Neonatal hyperbilirubinemia: past lessons, current practices, and future directions.

Neonatal hyperbilirubinemia is a common clinical condition that, if not promptly and effectively managed, may lead to rare but severe neurodevelopmental complications. This review traces the historical progression of screening, diagnostic, and therapeutic approaches, highlights current standards such as phototherapy and immunotherapy, and examines emerging innovations including artificial intelligence and novel pharmacologic agents. It also addresses persistent global health disparities and explores future directions in research and precision medicine. A comprehensive literature search was conducted using PubMed, Scopus, and Cochrane databases, focusing on studies related to epidemiology, diagnostic strategies, and clinical management guidelines. Early recognition and intervention are essential to prevent both acute and long-term consequences.

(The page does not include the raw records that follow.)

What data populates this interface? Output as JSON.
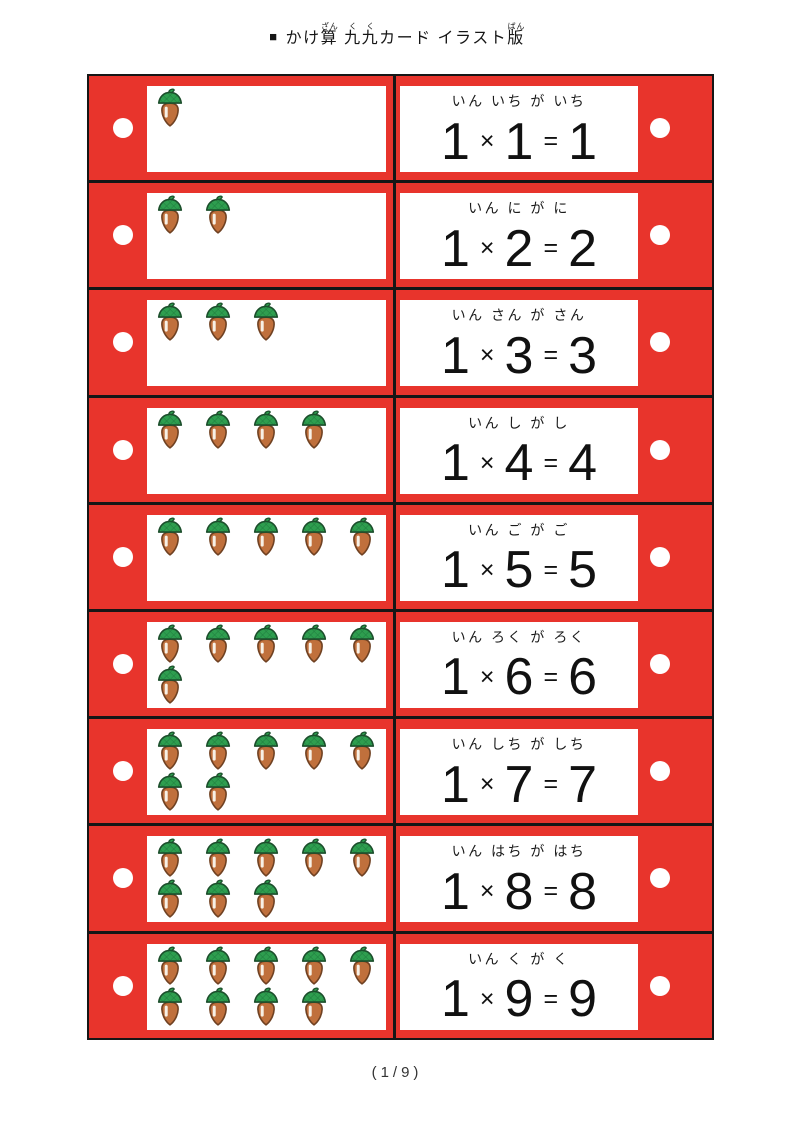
{
  "title": {
    "bullet": "■",
    "plain": "かけ算 九九カード イラスト版",
    "segments": [
      {
        "text": "かけ"
      },
      {
        "text": "算",
        "ruby": "ざん"
      },
      {
        "text": " "
      },
      {
        "text": "九九",
        "ruby": "くく"
      },
      {
        "text": "カード イラスト"
      },
      {
        "text": "版",
        "ruby": "ばん"
      }
    ]
  },
  "symbols": {
    "times": "×",
    "equals": "="
  },
  "cards": [
    {
      "reading": "いん いち が いち",
      "multiplicand": "1",
      "multiplier": "1",
      "product": "1",
      "acorn_count": 1
    },
    {
      "reading": "いん に が に",
      "multiplicand": "1",
      "multiplier": "2",
      "product": "2",
      "acorn_count": 2
    },
    {
      "reading": "いん さん が さん",
      "multiplicand": "1",
      "multiplier": "3",
      "product": "3",
      "acorn_count": 3
    },
    {
      "reading": "いん し が し",
      "multiplicand": "1",
      "multiplier": "4",
      "product": "4",
      "acorn_count": 4
    },
    {
      "reading": "いん ご が ご",
      "multiplicand": "1",
      "multiplier": "5",
      "product": "5",
      "acorn_count": 5
    },
    {
      "reading": "いん ろく が ろく",
      "multiplicand": "1",
      "multiplier": "6",
      "product": "6",
      "acorn_count": 6
    },
    {
      "reading": "いん しち が しち",
      "multiplicand": "1",
      "multiplier": "7",
      "product": "7",
      "acorn_count": 7
    },
    {
      "reading": "いん はち が はち",
      "multiplicand": "1",
      "multiplier": "8",
      "product": "8",
      "acorn_count": 8
    },
    {
      "reading": "いん く が く",
      "multiplicand": "1",
      "multiplier": "9",
      "product": "9",
      "acorn_count": 9
    }
  ],
  "footer": {
    "page_indicator": "(1/9)"
  },
  "colors": {
    "card_red": "#e8342c",
    "line_black": "#161616",
    "acorn_cap_green": "#2e9e4f",
    "acorn_hatch_green": "#1f7c3e",
    "acorn_outline_green": "#1c4f2c",
    "acorn_body_brown": "#c0703c",
    "acorn_body_outline": "#6f4122",
    "acorn_highlight": "#f7f0e6"
  }
}
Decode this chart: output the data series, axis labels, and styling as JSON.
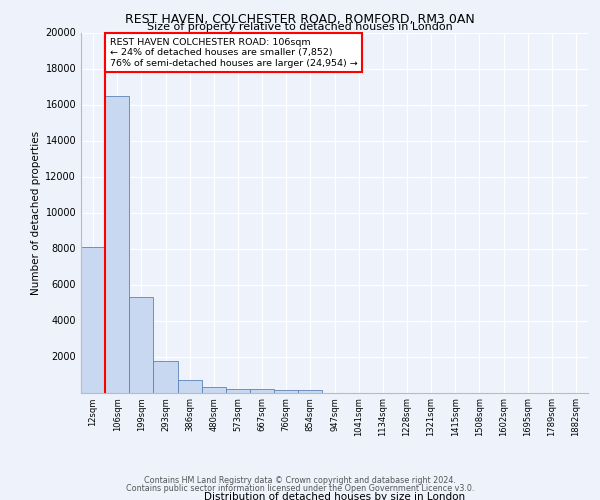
{
  "title1": "REST HAVEN, COLCHESTER ROAD, ROMFORD, RM3 0AN",
  "title2": "Size of property relative to detached houses in London",
  "xlabel": "Distribution of detached houses by size in London",
  "ylabel": "Number of detached properties",
  "bin_labels": [
    "12sqm",
    "106sqm",
    "199sqm",
    "293sqm",
    "386sqm",
    "480sqm",
    "573sqm",
    "667sqm",
    "760sqm",
    "854sqm",
    "947sqm",
    "1041sqm",
    "1134sqm",
    "1228sqm",
    "1321sqm",
    "1415sqm",
    "1508sqm",
    "1602sqm",
    "1695sqm",
    "1789sqm",
    "1882sqm"
  ],
  "bar_heights": [
    8100,
    16500,
    5300,
    1750,
    700,
    300,
    220,
    180,
    160,
    140,
    0,
    0,
    0,
    0,
    0,
    0,
    0,
    0,
    0,
    0,
    0
  ],
  "bar_color": "#c8d8f0",
  "bar_edge_color": "#5b82b8",
  "vline_x": 1,
  "vline_color": "red",
  "annotation_text": "REST HAVEN COLCHESTER ROAD: 106sqm\n← 24% of detached houses are smaller (7,852)\n76% of semi-detached houses are larger (24,954) →",
  "annotation_box_color": "white",
  "annotation_box_edge": "red",
  "ylim": [
    0,
    20000
  ],
  "yticks": [
    0,
    2000,
    4000,
    6000,
    8000,
    10000,
    12000,
    14000,
    16000,
    18000,
    20000
  ],
  "footer1": "Contains HM Land Registry data © Crown copyright and database right 2024.",
  "footer2": "Contains public sector information licensed under the Open Government Licence v3.0.",
  "bg_color": "#edf2fb",
  "plot_bg_color": "#edf2fb",
  "grid_color": "white"
}
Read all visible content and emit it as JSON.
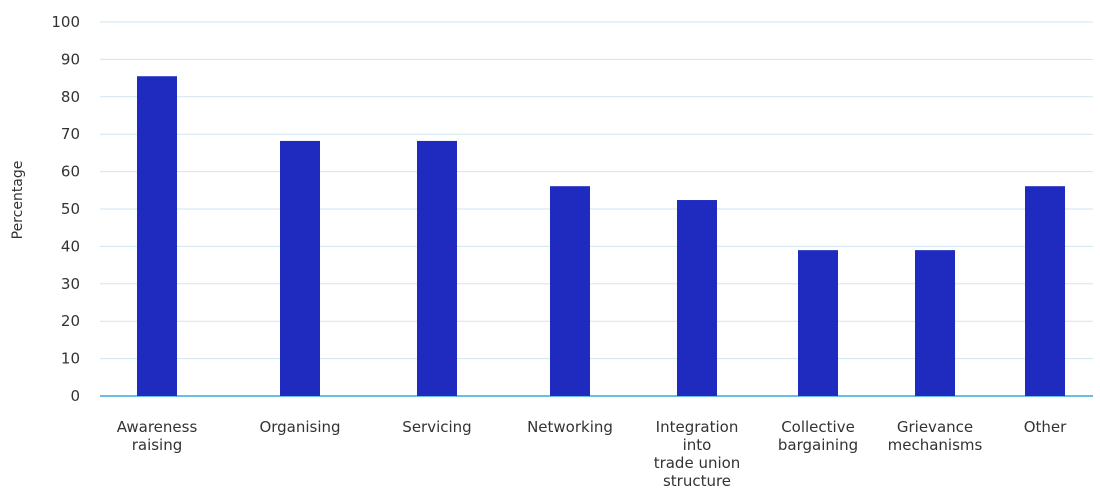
{
  "chart_data": {
    "type": "bar",
    "categories": [
      [
        "Awareness",
        "raising"
      ],
      [
        "Organising"
      ],
      [
        "Servicing"
      ],
      [
        "Networking"
      ],
      [
        "Integration",
        "into",
        "trade union",
        "structure"
      ],
      [
        "Collective",
        "bargaining"
      ],
      [
        "Grievance",
        "mechanisms"
      ],
      [
        "Other"
      ]
    ],
    "values": [
      85.5,
      68.2,
      68.2,
      56.1,
      52.4,
      39.0,
      39.0,
      56.1
    ],
    "ylabel": "Percentage",
    "xlabel": "",
    "ylim": [
      0,
      100
    ],
    "yticks": [
      0,
      10,
      20,
      30,
      40,
      50,
      60,
      70,
      80,
      90,
      100
    ],
    "grid": true,
    "colors": {
      "bar": "#1f2bbf",
      "grid": "#cfe6f2",
      "axis": "#3aa6d8"
    }
  }
}
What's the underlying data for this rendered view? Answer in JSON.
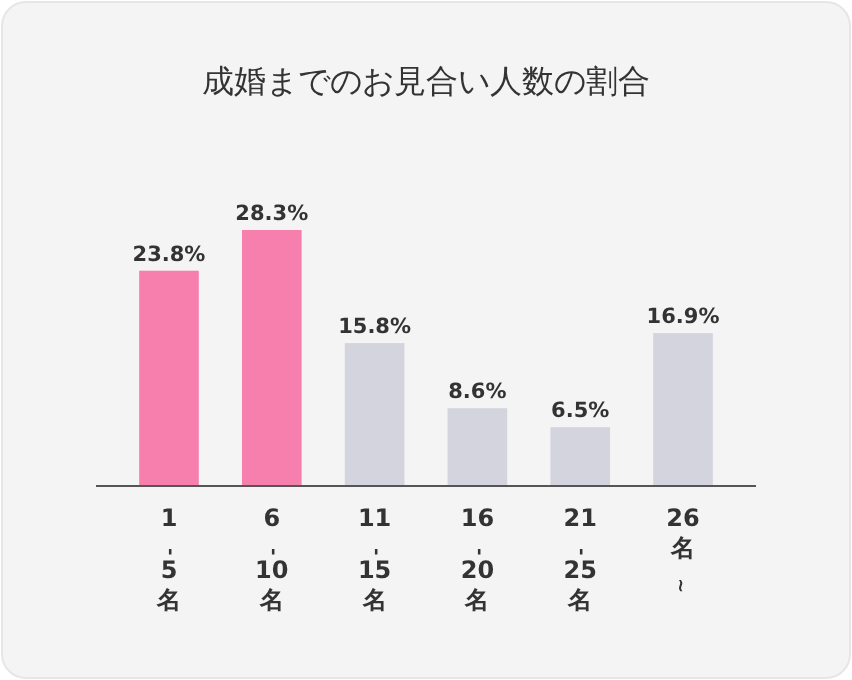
{
  "chart_data": {
    "type": "bar",
    "title": "成婚までのお見合い人数の割合",
    "categories": [
      "1-5名",
      "6-10名",
      "11-15名",
      "16-20名",
      "21-25名",
      "26名~"
    ],
    "values": [
      23.8,
      28.3,
      15.8,
      8.6,
      6.5,
      16.9
    ],
    "colors": [
      "#f77fae",
      "#f77fae",
      "#d3d4de",
      "#d3d4de",
      "#d3d4de",
      "#d3d4de"
    ],
    "value_labels": [
      "23.8%",
      "28.3%",
      "15.8%",
      "8.6%",
      "6.5%",
      "16.9%"
    ]
  }
}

While phototherapy remains the mainstay of treatment, other adjunctive therapies are increasingly utilized in high-risk populations. Advances in screening and diagnostic technologies are reshaping individualized care, particularly in low-resource settings. Achieving global equity in neonatal jaundice outcomes requires technological advancement coupled with coordinated policy efforts, health system investment, and cross-sector collaboration to reduce preventable deaths and disability worldwide. Conclusion: Timely recognition and management of neonatal hyperbilirubinemia remain essential to prevent adverse outcomes. Advances in diagnostics, therapeutics, and global implementation strategies offer promising avenues to improve care and reduce disparities across diverse healthcare settings to reduce neonatal morbidity and mortality.